All of Us, an ambitious health and genetics study aiming to enroll 1 million volunteers who represent the United States’ diversity, has reached a major milestone: the first release of nearly 100,000 whole genomes. The DNA sequences are tied to anonymized health records from the participants, allowing the study of how gene variants influence health.
The data made available today will be a bonanza for exploring the interplay among DNA, the environment and diseases, particularly in people who identify as Black and Hispanic, who are missing from most genomic studies, researchers say. “This data access provides a huge leap for genetics research,” says Cristen Willer of the University of Michigan, who studies the genetics of cardiovascular and metabolic diseases. She’s disappointed, however, that at least for now, only scientists at U.S. institutions can use the data.
All of Us is modeled after similar studies in other countries, such as the UK Biobank, which holds genome and health data on 500,000 people of mostly European ancestry. The UK project has tied hundreds of DNA markers that vary among people to traits and illnesses, from arthritis to heart disease.
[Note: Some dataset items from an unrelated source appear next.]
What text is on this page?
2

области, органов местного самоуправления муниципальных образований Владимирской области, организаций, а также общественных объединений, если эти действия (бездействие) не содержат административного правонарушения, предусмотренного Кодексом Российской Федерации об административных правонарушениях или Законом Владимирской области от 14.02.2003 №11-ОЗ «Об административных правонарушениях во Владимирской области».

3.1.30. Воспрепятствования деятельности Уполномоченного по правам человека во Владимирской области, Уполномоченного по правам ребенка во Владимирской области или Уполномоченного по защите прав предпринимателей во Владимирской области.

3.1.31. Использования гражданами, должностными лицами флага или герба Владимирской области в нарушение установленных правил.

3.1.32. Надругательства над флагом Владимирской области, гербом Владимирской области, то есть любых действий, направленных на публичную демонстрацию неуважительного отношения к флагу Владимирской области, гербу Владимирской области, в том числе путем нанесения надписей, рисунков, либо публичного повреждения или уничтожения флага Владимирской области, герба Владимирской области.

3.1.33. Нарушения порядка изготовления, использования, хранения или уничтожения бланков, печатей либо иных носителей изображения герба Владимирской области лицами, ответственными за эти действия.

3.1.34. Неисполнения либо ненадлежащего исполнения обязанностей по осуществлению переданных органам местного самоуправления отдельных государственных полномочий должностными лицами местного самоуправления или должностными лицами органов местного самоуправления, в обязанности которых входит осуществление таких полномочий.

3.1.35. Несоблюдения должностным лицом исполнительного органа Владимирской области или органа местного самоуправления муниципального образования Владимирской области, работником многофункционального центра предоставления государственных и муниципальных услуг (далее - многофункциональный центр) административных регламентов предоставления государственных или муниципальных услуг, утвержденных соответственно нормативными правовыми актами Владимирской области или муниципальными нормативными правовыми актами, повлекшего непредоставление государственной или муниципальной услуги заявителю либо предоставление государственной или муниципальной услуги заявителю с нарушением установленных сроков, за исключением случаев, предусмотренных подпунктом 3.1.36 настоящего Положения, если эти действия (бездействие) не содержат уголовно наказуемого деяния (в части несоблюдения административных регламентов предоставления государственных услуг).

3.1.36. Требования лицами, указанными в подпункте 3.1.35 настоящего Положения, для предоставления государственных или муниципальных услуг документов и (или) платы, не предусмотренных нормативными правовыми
Started in 2018, the All of Us program run by the National Institutes of Health (NIH) has enrolled about 330,000 participants so far.
The data released today include whole genome sequencing data for more than 98,600 people, much of it linked to electronic health records, measurements from brief clinical exams, and survey responses. (All personal identifiers have been removed.) Half the participants are from racial or ethnic groups underrepresented in research, including people identifying as Black or African American (22%), Hispanic or Latino (17%), and Asian (3%).
All of Us is also releasing data from cruder DNA marker scans of an overlapping set of 165,000 participants that can reveal common genetic variants and their links to disease. But the whole genomes will allow researchers to look for rare variants that sharply raise a person’s disease risk and help reveal the underlying biology of the condition. Those rare variants are poorly understood in non-European populations, says geneticist Josh Denny, CEO of All of Us. For example, a genome study in Uganda found variants related to blood traits and glucose levels that had not been seen in people of European ancestry.
U.S. researchers who have been approved to use the data and gone through a brief online ethics training will be able to work with the information via a cloud-based platform. Already some 1500 researchers at 300 institutions are signed up, Denny says. But unlike with the UK Biobank and other NIH genomics datasets, non-US researchers aren’t eligible.
That policy “is unfortunate and will slow research and global equity,” says Willer. An All of Us spokesperson says the program is “eager” to broaden access but is “still working through policies to support secure data sharing” with scientists abroad.
Two other US biobanks boast similar large numbers and racial diversity but have limitations, Denny notes. For example, an NIH program called TOPMed includes data from dozens of studies that can’t always be merged because they collected health data in different ways. And to use data from the Million Veteran Program, outside scientists have had to collaborate with researchers at the U.S. Department of Veterans Affairs.
“We each have our different strengths,” says Denny. All of Us is also unusual because participants can choose to see their genetic data.
The All of Us project, which has cost more than $2 billion so far, had to halt enrollment early in the COVID-19 pandemic but is again steadily recruiting. Denny hopes to reach 1 million participants by the end of 2026.